“A Bad Time To Meet The Family” follows Thessa and Corlis as they navigate high society and face deceitful challenges that threaten to tear apart their friendship. What were some new ideas you wanted to explore in this book?
At the end of “A Bad Place to Be a Hero”, Thessa resolves to give up her life as a robber and settle down in New Montres. At that point, it’s a satisfying ending to her part of the story─but, in truth, this sort of thing isn’t as simple as making one decision. Someone who spent twenty years being pampered in a marble palace isn’t just going to strike out on her own and get everything right. Besides the plot about Corlis, I was most interested in exploring how her life is affected by the choices (and mistakes) she makes while finding her own place in life; how much she misses the comforts of her old home; and what it takes for her to turn her back on that world for good.

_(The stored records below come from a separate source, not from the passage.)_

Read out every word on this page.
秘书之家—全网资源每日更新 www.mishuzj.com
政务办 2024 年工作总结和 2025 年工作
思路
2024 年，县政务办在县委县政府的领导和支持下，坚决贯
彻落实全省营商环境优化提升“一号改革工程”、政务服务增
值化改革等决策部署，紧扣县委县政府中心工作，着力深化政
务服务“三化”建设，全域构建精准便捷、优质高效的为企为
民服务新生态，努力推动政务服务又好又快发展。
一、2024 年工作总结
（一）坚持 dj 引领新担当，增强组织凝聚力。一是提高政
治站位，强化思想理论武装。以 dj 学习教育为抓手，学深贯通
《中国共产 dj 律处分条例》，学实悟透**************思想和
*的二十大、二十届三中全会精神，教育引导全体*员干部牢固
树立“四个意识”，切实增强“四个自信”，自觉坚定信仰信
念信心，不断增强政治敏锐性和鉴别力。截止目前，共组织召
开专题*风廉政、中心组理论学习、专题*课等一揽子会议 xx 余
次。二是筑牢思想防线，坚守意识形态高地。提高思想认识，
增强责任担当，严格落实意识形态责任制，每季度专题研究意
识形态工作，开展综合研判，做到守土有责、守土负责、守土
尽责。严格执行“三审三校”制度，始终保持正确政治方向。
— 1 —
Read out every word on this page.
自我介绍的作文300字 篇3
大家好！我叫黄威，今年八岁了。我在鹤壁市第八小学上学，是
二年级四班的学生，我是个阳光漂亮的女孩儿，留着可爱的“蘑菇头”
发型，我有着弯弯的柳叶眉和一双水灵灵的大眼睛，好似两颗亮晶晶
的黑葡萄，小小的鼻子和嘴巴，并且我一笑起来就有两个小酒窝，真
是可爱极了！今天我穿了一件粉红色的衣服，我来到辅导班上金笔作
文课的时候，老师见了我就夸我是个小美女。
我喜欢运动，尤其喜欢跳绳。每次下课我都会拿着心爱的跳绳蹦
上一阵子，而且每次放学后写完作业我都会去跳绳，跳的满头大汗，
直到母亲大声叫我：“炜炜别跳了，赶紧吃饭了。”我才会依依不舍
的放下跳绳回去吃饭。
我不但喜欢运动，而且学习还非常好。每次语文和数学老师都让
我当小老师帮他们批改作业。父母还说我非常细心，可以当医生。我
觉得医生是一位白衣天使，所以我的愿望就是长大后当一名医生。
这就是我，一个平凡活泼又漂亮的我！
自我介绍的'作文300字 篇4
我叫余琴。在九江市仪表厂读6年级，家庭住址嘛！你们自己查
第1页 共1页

What were some challenges you felt were important to developing your characters in the story?
There are a LOT of characters to juggle in a story like this, and it’s always a delicate balancing act. On the one hand, you want to make them distinct enough so that even if their names don’t immediately stick with the reader, their personalities would be immediately recognizable. On the other hand, though, you want to avoid reducing them to broad and predictable stereotypes. My stories are about people first and foremost, so it’s important to me that they should feel like actual humans with depth and complexity.
What scene in the book did you have the most fun writing?
Without a doubt, Porla and Ladec’s debate whether “the first one” or “the second one” is better.
What can readers expect in The Bad Series Book 3?
As the stinger implies, we will be seeing some old familiar faces again. Besides that, the plot will also prominently feature certain elements of the world that have been repeatedly hinted at in the first two books.